The Vision of Isaiah
“The vision of Isaiah the son of Amoz, which he saw concerning Judah and Jerusalem in the days of Uzziah, Jotham, Ahaz, and Hezekiah, kings of Judah” (v. 1).- Isaiah 1:1–17
Moses’ final words to the people of Israel included a solemn warning that they not allow God’s blessings to become ends in themselves and forget the One who had rescued them from Egypt (Deut. 8:11–20). Regrettably, the Israelites ignored this warning. During the years of greatest material prosperity, God’s people forgot the Source of all abundance, believing that they were responsible for their wealth. They served other gods whom they could manipulate and control (1 Kings 11:1–8; Hos. 1:2–3). They forgot the law of God, allowing the elite to oppress the poor (Amos 8). When they faced trouble, they looked to earthly empires for help, not the Lord of hosts (Hos. 7:11–13).
Despite their failures, God did not forget His people but sent prophets to call them to repentance. He sent Amos and Hosea to the northern kingdom of Israel, but they were not heard, and Assyria carried the Israelites into exile in 722 BC. The kings and people of the southern kingdom of Judah were more apt to remember the Lord, but even they fell into apostasy. In 739 BC, the year King Uzziah died, God sent the most beloved of all the writing prophets to Judah, which had been enjoying years of prosperity rivaled only by the reign of Solomon. His name was Isaiah, the son of Amoz (Isa. 1:1; 6).
Isaiah, a contemporary of Hosea, ministered from the death of Uzziah in 739 BC through the reign of Hezekiah. If he prophesied until Hezekiah’s death in 686 BC, this represents a ministry of more than fifty years. During this period, Judah watched as Assyria was on the prowl, and was no doubt devastated when its brother Israel fell. Judah had to decide whether it would submit to Assyria as a vassal state or resist the empire. Moreover, once it decided to resist Assyria, Judah had to choose whether it would do so in its own strength, relying on alliances with other earthly powers, or whether it would trust wholly in the Lord. Isaiah, of course, called Judah to the latter option, rebuking the people for their sin and calling for their repentance (1:18–20; 7–8). In so doing, he also prophesied about what would happen to Judah hundreds of years later, after the people had been exiled to Babylon (586 BC; see Isa. 40–66).
Isaiah opens his book not with his call to ministry but with a picture of Judah in his day, a grim picture full of rebellion and idolatry. At the same time, there was still hope, for God was willing to forgive His people if they were to return to Him (Isa. 1).

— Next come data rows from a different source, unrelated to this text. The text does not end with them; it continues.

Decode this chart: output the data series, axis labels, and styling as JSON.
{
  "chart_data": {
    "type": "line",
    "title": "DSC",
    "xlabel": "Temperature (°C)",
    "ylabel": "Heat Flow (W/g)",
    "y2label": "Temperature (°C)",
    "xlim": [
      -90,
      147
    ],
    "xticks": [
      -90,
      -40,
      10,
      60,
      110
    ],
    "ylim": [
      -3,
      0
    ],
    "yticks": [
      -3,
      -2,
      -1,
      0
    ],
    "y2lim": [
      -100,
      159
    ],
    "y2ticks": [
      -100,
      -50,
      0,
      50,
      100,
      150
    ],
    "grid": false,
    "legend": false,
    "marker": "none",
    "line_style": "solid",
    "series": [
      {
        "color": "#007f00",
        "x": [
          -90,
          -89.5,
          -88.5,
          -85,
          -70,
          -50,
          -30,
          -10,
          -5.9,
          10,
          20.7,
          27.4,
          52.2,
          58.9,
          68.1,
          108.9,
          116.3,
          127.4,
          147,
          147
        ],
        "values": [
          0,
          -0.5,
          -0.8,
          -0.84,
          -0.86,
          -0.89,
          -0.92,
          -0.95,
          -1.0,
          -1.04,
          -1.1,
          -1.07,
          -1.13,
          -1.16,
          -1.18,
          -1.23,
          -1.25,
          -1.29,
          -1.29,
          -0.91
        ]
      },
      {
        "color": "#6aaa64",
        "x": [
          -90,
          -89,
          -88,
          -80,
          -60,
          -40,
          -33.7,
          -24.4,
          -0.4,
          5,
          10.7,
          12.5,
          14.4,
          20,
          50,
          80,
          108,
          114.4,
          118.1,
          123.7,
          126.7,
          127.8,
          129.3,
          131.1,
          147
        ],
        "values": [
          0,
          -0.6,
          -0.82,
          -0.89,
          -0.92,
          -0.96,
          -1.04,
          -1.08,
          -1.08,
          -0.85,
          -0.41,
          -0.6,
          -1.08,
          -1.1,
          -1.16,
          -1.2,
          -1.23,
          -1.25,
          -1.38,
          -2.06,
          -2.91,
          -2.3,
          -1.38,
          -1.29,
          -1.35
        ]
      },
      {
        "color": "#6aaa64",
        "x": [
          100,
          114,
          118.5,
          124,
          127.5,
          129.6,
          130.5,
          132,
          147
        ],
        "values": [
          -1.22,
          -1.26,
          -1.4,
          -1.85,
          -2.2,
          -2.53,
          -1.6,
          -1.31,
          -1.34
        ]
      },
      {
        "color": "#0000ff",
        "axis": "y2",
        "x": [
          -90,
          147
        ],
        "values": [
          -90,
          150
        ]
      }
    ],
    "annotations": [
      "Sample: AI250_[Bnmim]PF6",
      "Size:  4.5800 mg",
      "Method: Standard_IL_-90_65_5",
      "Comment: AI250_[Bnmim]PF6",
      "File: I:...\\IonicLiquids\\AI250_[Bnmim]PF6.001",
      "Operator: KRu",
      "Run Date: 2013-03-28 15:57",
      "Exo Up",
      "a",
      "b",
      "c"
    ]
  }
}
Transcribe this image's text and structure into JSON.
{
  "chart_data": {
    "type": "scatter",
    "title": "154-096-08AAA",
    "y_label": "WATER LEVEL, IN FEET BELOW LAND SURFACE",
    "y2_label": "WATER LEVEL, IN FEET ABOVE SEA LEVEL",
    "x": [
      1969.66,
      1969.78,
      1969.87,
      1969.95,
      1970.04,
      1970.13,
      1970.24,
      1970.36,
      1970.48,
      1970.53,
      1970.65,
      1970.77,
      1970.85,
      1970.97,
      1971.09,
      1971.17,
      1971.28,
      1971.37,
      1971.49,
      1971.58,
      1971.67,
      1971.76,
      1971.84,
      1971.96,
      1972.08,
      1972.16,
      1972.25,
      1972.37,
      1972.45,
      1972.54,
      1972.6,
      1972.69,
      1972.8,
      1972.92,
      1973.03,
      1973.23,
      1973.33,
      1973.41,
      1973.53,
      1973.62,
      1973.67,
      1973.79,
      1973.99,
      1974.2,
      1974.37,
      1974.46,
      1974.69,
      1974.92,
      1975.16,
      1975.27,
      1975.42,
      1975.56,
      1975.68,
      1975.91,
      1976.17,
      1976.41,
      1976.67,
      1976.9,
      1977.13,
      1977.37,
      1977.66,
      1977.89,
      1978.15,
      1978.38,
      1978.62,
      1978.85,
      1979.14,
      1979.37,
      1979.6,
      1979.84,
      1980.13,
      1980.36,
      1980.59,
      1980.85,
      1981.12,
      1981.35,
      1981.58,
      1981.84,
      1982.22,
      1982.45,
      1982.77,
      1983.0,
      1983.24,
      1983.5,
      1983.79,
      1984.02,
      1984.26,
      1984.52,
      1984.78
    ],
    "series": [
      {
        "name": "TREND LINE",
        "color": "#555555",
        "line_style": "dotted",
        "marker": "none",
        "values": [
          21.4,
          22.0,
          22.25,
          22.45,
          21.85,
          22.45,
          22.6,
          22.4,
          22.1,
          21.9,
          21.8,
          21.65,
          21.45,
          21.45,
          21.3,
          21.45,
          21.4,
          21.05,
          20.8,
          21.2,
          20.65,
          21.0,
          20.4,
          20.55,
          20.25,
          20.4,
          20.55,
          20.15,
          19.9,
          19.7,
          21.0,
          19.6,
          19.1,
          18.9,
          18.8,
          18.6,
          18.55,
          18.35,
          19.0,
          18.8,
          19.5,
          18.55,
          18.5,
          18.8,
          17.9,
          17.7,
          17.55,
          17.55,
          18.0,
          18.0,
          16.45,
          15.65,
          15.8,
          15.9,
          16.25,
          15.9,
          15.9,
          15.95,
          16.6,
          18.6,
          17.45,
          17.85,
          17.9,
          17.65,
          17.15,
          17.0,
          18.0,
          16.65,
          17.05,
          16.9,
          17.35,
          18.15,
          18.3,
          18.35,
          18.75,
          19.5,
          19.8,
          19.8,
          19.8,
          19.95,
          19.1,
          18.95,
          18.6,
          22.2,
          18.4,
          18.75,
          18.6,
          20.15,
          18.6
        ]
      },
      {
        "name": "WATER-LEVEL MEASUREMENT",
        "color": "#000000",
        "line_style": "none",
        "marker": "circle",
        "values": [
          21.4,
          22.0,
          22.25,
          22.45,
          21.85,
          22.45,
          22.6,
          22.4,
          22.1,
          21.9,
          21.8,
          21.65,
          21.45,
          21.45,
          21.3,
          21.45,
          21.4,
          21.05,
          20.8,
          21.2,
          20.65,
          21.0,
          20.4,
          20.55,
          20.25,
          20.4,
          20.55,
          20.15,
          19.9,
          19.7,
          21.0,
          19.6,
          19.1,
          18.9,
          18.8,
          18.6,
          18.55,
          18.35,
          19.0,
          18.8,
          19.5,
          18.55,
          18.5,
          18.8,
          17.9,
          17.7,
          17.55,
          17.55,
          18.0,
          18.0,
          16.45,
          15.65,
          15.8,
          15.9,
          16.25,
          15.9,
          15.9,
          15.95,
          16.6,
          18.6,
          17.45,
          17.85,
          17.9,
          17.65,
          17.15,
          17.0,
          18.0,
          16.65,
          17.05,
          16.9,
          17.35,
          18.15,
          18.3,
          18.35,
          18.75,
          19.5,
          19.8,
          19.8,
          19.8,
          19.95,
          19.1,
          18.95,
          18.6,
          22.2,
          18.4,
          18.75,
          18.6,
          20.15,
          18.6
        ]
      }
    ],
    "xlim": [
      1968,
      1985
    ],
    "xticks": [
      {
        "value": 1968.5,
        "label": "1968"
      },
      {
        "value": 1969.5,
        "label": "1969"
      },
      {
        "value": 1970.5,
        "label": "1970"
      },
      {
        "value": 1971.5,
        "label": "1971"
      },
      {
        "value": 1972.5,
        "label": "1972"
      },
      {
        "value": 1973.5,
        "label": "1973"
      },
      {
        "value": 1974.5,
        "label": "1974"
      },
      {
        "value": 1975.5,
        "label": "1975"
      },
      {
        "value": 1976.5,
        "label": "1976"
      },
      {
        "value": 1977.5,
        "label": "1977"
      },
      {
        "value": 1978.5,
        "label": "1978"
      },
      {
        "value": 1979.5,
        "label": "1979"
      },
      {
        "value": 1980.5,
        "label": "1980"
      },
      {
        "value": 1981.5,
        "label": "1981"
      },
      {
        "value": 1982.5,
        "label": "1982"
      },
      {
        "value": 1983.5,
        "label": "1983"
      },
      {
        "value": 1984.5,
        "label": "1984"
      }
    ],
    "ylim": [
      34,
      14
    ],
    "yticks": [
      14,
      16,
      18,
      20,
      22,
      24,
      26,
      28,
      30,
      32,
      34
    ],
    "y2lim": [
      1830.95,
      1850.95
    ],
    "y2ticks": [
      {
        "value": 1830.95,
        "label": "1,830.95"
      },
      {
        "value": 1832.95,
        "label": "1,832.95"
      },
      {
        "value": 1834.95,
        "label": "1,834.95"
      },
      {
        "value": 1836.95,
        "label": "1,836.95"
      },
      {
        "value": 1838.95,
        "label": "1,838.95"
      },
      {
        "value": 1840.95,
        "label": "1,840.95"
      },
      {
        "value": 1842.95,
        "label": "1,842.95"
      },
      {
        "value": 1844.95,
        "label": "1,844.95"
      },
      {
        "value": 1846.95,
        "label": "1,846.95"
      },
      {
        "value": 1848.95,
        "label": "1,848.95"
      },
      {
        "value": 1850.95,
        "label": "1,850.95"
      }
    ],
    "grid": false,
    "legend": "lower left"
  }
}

God often causes His people to prosper materially, so we may enjoy the fruit of our godly labors. However, material abundance can be dangerous because, if we are not careful, we can forget the Source of all blessings and trust in the blessings themselves. That is why it is so important to cultivate an attitude of thankfulness, remembering that the Lord gives and the Lord takes away (Job 1:21b). No matter our level of prosperity, may we not forget that every good gift comes from Him.